Health, Other, Technical
Getting to the finish: Rapid prototyping for innovation
Innovation is a broad term, encompassing a great many things. Also, the paths to innovation are many and varied. We often forget about the different paths, the trials and errors, the learning processes and focus only on the victory that is the end result, the best of the best that makes it into consumers’ and clients’ hands.
Output vs. Process
Innovation is messy, a struggle. But we find consumers pay no attention to “the man behind the curtain” and focus only on the Great and Powerful Oz performing miracles before them.
We marvel at Usain Bolt crossing the 100m finish line in record times, not considering that to achieve something so incredible, there are processes involved. There are special diets, training regimes and outside support to consider.
I am passionate about innovation, fascinated by both the process and the final outcome. But how discouraging to find the hard work that has gone into achieving the shiny finished product to be so undervalued and overlooked.
Waste vs. Investment
The path to innovation is a journey from point A to point B, conception to completion. The diagram below illustrates a vital concept. We may think a quick, straight line from start to finish is the quickest, simplest, cheapest route.
But in reality, the wavy lines – the false starts and wrong turns – represent the journey to innovation. The curves are vital steps on the journey and should not be seen as waste. If you perceive everything straying outside the straight path as wasteful, you sabotage your own chances for success.
As a matter of fact, you don’t really know your destination when starting out. You may have a vague idea, but it becomes clearer as you take steps along your crucial journey.
Skipping steps to cut costs and save time could perhaps result in a neat, straight line to the wrong ‘B’. So make a mess, learn from the trials, get back on the right track and ultimately get it right.

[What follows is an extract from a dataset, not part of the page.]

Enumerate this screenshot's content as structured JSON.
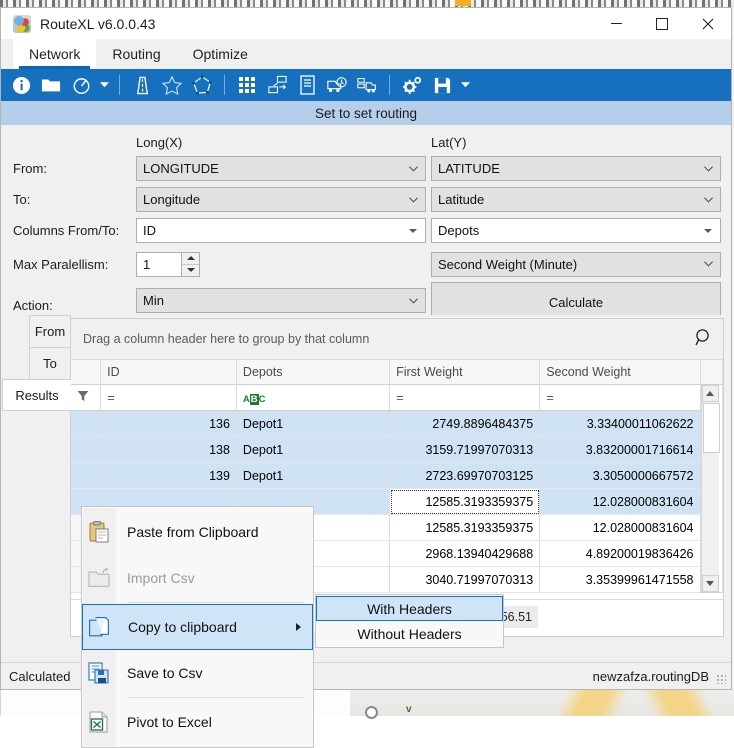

Rapid prototyping in practice
IE Digital recently employed the practice of rapid prototyping with our project with Public Health England and NICE. The end goal was an endorsement process for health apps and we built a working, interactive, web-based demo. PHE was then able to use the demo with stakeholders and users, showing it to around 200 app developers at Tech UK. Having something tangible to show enabled PHE to generate lots of insightful feedback.
Running a project
I would recommend the Government Digital Service Design Manual as a starting point for any project, as it strongly encourages prototyping and iteration. It contains some comprehensive and pragmatic advice centred around the four stages of “Discovery, Alpha, Beta, Live”. The goal is to build quickly and test – you’re likely to discover the Alpha stage yields most of the action.
In any case, adopt an approach that will embrace, not fight iterative design and build. You’ll also need to set aside some budget for prototyping, making a case for investment versus waste.
Having varied skills on the team is like a magic bag of tricks and quite invaluable, and a capable, eager, techy designer on your team is a must. You’ll want quality people who can produce mockups and run user experience exercises.
Admittedly, these skills may not be easy to acquire, so an external consultant may be the solution, and you can find some of these – including IE – on Government procurement frameworks like G-Cloud and Digital Outcomes and Specialists.
Having something tangible to show enabled PHE to generate lots of insightful feedback.